Our best approach was to use is subfolders in order to achieve the way of a diverse combination of language and country found on a single site. (e.g. example.com/uk, or example com/de). Since subfolders can run from one platform/CMS, Development setup/maintenance is significantly lower for subfolders.

Editing is easy and the platform is flexible

With Google who often updates their recommendations and requirements all the time, your platform must be adequately flexible to make speedy changes based on their site’s scale.

To prevent unnecessary redesigns, we consider these areas:

1. Architecture and internal linking

To be successful in finding our content and serve it to users effectively, we consider information architecture as critical. It cannot be rank well if crawlers cannot access the content.
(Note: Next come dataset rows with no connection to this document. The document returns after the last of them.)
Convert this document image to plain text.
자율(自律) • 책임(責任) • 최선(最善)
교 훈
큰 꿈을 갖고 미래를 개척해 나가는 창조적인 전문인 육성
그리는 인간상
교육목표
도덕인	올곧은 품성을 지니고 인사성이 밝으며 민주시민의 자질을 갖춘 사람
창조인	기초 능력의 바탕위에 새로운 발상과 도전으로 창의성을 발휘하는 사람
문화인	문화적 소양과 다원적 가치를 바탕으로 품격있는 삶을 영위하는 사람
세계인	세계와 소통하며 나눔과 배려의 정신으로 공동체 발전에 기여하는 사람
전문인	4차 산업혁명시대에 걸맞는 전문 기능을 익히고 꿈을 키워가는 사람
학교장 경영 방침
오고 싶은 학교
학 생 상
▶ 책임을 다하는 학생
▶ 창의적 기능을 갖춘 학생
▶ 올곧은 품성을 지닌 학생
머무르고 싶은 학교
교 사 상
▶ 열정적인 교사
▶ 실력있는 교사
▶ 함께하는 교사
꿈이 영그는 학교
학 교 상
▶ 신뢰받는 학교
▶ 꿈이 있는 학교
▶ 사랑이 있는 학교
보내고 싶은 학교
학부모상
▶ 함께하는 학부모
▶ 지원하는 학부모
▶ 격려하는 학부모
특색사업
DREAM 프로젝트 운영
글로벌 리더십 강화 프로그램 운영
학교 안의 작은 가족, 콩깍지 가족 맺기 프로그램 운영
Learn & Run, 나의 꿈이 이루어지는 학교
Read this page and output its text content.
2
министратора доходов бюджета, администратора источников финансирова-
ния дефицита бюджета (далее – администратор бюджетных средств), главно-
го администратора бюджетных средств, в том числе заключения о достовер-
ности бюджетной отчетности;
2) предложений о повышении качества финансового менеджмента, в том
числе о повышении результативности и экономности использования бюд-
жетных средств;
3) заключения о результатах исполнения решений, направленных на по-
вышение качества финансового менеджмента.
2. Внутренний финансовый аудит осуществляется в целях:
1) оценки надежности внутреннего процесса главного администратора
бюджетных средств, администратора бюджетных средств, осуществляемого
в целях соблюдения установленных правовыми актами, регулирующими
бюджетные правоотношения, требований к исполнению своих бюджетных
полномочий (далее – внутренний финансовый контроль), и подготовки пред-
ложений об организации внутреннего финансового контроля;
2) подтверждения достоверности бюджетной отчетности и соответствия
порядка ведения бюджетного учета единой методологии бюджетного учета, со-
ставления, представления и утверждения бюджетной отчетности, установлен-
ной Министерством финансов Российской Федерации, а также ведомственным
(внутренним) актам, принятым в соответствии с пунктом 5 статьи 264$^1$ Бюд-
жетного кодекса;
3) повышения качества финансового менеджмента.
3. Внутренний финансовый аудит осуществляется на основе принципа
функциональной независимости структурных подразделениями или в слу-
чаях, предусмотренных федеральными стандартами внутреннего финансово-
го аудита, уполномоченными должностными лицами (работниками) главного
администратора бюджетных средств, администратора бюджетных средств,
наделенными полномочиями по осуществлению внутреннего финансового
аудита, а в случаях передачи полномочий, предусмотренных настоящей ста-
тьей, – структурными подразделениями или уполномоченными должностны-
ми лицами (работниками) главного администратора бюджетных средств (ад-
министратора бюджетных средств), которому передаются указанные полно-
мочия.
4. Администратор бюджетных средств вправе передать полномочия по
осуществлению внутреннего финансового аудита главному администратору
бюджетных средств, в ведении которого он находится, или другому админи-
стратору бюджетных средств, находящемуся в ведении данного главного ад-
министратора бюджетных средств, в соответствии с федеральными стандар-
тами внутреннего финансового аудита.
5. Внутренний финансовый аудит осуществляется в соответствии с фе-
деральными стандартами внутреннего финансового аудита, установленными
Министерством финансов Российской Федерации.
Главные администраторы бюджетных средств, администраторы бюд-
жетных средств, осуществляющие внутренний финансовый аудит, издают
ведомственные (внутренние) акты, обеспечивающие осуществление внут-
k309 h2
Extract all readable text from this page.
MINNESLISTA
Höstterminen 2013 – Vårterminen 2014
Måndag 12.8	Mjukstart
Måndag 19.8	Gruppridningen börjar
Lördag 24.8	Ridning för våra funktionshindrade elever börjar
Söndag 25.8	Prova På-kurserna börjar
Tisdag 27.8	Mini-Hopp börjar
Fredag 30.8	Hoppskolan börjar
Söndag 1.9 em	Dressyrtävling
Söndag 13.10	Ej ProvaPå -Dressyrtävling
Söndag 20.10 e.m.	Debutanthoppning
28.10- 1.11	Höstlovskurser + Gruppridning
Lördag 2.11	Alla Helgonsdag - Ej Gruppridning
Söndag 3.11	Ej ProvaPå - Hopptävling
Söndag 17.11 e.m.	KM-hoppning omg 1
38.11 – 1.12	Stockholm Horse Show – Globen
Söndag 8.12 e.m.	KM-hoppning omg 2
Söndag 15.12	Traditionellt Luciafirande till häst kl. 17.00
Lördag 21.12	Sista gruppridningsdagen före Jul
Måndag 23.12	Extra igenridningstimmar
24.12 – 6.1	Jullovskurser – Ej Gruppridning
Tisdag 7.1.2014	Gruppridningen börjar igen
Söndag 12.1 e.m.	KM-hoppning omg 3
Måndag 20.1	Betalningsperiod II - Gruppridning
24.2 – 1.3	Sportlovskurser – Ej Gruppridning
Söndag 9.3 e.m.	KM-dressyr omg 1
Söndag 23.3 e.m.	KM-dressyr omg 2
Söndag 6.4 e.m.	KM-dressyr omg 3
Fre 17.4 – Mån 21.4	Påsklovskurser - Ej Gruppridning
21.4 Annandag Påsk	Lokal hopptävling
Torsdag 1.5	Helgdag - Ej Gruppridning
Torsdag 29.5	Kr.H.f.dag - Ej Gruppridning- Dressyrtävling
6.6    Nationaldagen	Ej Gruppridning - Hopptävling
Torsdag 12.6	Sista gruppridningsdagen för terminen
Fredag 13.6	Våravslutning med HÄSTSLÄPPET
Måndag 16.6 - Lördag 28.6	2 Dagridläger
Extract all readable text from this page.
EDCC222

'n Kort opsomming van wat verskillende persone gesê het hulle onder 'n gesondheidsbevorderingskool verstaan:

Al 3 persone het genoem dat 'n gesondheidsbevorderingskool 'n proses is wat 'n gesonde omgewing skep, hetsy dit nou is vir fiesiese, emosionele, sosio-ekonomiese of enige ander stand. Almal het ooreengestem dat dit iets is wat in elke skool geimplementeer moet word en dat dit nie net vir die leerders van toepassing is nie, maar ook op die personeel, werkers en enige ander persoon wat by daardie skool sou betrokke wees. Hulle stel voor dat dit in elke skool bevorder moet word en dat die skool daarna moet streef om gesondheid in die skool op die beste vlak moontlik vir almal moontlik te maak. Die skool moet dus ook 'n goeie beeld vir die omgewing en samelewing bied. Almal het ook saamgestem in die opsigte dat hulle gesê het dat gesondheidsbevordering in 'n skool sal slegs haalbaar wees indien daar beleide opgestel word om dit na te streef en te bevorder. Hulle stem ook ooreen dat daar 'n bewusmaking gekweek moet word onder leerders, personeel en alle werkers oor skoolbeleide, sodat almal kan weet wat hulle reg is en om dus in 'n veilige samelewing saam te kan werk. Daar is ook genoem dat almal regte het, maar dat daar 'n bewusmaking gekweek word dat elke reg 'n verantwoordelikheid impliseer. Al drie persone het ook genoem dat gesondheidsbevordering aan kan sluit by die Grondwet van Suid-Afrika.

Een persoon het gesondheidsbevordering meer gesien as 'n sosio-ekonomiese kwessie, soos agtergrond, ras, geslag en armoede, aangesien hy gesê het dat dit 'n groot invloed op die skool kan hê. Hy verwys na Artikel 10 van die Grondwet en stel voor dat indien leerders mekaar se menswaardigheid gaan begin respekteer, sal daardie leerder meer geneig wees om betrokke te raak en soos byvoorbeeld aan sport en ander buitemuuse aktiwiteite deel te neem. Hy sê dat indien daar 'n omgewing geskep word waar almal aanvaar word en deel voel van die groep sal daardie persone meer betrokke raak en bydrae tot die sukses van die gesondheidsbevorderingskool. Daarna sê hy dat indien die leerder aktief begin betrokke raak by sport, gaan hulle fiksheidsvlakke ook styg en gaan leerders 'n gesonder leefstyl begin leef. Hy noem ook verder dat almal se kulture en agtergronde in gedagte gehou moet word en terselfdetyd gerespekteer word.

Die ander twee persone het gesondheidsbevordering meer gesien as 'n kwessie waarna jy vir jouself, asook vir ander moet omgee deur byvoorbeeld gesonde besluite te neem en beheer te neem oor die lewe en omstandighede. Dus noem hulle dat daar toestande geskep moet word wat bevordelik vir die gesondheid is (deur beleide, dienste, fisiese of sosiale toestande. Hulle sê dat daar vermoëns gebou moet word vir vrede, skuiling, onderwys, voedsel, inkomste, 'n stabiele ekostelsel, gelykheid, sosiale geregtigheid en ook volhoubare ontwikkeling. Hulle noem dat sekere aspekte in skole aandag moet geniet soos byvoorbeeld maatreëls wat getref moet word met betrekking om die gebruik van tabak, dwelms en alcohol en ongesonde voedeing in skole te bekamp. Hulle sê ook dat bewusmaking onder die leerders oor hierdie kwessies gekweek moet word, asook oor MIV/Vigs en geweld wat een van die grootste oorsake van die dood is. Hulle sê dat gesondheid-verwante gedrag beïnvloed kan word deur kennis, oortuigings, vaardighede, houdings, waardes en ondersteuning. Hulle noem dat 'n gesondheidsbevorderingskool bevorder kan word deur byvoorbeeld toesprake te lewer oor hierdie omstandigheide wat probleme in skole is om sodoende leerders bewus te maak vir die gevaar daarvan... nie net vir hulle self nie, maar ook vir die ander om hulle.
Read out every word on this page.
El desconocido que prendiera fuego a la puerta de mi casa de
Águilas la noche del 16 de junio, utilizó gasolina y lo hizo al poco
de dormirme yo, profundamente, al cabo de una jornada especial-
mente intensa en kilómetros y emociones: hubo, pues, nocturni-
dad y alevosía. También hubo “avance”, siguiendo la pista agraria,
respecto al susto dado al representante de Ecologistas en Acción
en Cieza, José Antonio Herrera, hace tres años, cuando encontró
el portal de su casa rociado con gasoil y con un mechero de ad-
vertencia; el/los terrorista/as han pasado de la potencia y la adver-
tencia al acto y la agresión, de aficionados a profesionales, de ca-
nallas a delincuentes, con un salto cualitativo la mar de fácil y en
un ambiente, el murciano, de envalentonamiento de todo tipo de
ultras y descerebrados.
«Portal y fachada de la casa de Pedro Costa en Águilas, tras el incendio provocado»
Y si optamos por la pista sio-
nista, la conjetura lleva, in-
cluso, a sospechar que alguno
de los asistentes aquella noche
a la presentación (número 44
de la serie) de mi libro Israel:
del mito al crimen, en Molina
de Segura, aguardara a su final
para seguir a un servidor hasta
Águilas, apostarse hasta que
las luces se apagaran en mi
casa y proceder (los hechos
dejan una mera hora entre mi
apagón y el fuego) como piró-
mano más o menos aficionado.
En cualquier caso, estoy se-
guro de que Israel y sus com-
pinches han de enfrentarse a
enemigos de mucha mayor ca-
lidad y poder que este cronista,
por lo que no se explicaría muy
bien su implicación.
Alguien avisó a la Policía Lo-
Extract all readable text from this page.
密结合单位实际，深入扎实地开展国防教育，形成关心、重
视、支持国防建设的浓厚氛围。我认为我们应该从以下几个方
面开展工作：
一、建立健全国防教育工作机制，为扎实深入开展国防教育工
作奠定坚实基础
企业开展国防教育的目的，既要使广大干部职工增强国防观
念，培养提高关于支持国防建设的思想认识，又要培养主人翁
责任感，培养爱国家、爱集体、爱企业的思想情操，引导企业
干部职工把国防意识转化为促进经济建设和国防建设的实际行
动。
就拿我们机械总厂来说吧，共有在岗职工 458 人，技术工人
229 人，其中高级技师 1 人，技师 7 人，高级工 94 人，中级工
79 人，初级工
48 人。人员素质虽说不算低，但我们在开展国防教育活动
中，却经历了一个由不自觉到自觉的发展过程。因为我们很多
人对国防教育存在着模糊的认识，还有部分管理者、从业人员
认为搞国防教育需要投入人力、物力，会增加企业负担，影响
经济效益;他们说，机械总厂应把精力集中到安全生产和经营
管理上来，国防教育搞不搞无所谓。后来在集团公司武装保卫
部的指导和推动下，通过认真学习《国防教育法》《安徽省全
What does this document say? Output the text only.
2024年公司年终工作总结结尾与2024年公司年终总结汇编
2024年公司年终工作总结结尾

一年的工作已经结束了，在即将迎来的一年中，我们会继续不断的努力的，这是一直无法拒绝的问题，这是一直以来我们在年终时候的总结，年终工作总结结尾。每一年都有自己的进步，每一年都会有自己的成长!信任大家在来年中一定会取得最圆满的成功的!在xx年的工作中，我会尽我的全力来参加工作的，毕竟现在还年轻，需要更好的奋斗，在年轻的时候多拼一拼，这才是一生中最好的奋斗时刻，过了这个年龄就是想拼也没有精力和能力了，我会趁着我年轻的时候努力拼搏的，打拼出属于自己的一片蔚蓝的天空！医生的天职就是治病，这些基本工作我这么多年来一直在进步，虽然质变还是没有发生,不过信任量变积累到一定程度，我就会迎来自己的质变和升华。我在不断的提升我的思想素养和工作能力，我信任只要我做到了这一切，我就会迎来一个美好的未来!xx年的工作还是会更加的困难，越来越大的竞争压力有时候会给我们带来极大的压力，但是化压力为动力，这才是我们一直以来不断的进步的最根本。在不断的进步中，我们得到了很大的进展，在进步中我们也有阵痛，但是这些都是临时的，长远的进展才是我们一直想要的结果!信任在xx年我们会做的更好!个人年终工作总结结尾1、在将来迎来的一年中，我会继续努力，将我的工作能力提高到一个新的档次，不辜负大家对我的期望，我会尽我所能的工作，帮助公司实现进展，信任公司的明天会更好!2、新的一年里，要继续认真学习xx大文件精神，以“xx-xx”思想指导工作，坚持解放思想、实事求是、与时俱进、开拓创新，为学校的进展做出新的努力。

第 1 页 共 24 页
Users need information architecture to find easily what they are searching for.

Whereever possible, we should always look to create a flat site structure that our pages are not accessed 4 clicks deeper from the homepage. This is the best option for allowing search engines and users to search for content in just a few clicks as possible.

To be guided to our pages, we use keyword and competitor research. However, it is important to group and connect pages for users to make better focused. We use a card sorting technique with users to map out correlationships between our content so we refrain from using imitation website or even similar products in order to do that. (For more details, refer: How to Improve Your Information Architecture With Card Sorting.)

2. First-design content

Consider the types of content we will host. Will it be for big guides/whitepapers, or a video library? We need a content strategy to map out at this point and to know what are formats, we will be using it and the kind of functionality it requires. Since, we know the content type, we will be able to help in designing page types and creating a more consistent user interface.

3. Machine readability and structured data

We are using a variety of technologies such as Ajax, Flash, and Javascript that seem difficult for crawlers to understand. In order to improve our site’s machine readability, we mark up our pages with structured data. Get more details by referring to: “How to Audit a Site for Structured Data Opportunities”.

4. Creating a responsive design

There are now more variations in devices and in their requirements, so you will see changing behavior patterns of mobile device use. The mobile is an underlying technology to access the web. Therefore, one of our long-term goals is to create a seamless and consistent user experience across all devices. This goal, responsive design, and dynamic serving methods can go a long way in creating device-specific experiences.

In conclusion:

For those business owners/someone responsible for launching a site, they have lots of responsibilities on their side. Now is the best time for you to know and to read as much as you can about the importance of implementing structured data and whether you will use JSON LD in favor of Microdata.